Nombreux sont les internautes à réagir violemment dans le débat sur la pédophilie qui fait rage depuis la récidive de Francis Evrard. Ils militent souvent pour une castration systématique (chimique ou pas) et même, comme Mfel, pour «une inculpation pour complicité de viol» des médecins et magistrats qui ont relâché des récidivistes. Hadrien demande de son côté à ceux qui craignent une dérive sécuritaire d’imaginer «l'état de colère et de révolte des parents d'enfants victimes des prédateurs sexuels et l'état de délabrement des enfants».
 
Mais d’autres sont plus mesurés, comme Eric 62 qui déclare: «Que Nicolas Sarkozy propose plus de prison pour les délinquants sexuels, c’est son droit, nous sommes dans le domaine de la politique.

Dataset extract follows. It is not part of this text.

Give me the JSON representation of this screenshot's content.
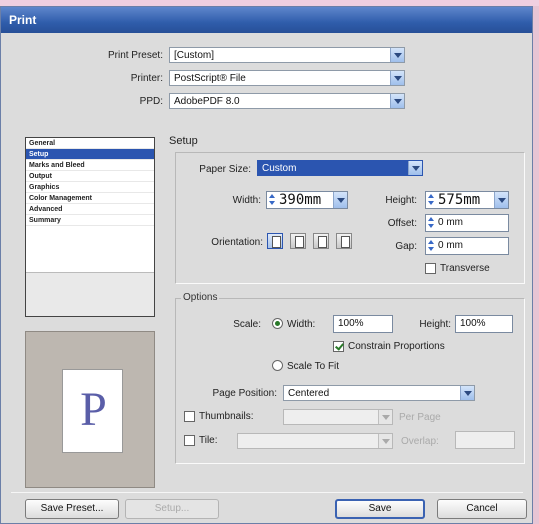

S’il pénètre sur le terrain de la médecine, il ne peut faire autrement que se plier à l’avis des médecins, puisque nous sommes encore en démocratie.»
 
Zebullon écrit quant à lui «qu'on ne règle pas les problèmes psy par la prison» et «qu’il faut créer les structures nécessaires à la prise en charge même à long terme des désaxés quels qu'ils soient».
 
Quant à Karamba, il prend la défense du président: «Alors oui ensuite Sarkozy prend des mesures, tient à montrer que le pouvoir politique est réactif, volontaire. Mais on a tellement accusé les politiques de se foutre des gens en promettant et en ne passant pas à l'action. Plus que son image, c'est cela qui obsède Sarkozy.»
 
Eric 62 pose de son côté la question du respect de la vie privée des victimes, surtout de la part du monde politique: «Un des premiers droits des victimes est qu’on respecte leur dignité. Celle de leur souffrance qui n’appartient qu’à elles. Pendant longtemps, elles n’ont appartenu à personne, noyées d’indifférence. On peut se demander parfois si elles ont beaucoup gagné à se retrouver soudain exhibées sur la place publique, portées en étendard de combats de toute sorte, décorant les programmes et les professions de foi. L’instrumentalisation des victimes a été portée à son comble par Nicolas Sarkozy. Passe qu’une affaire soit évoquée, passe qu’un nom soit cité. Mais lorsque la référence devient systématique, que le sordide de l’affaire est étalée régulièrement, comment ne pas ressentir un malaise?»
 
Vous aussi, dites-nous ce que vous pensez de la récidive et des mesures proposées par Nicolas Sarkozy. Donnez-nous, ci-dessous, votre avis (de manière mesurée, merci)…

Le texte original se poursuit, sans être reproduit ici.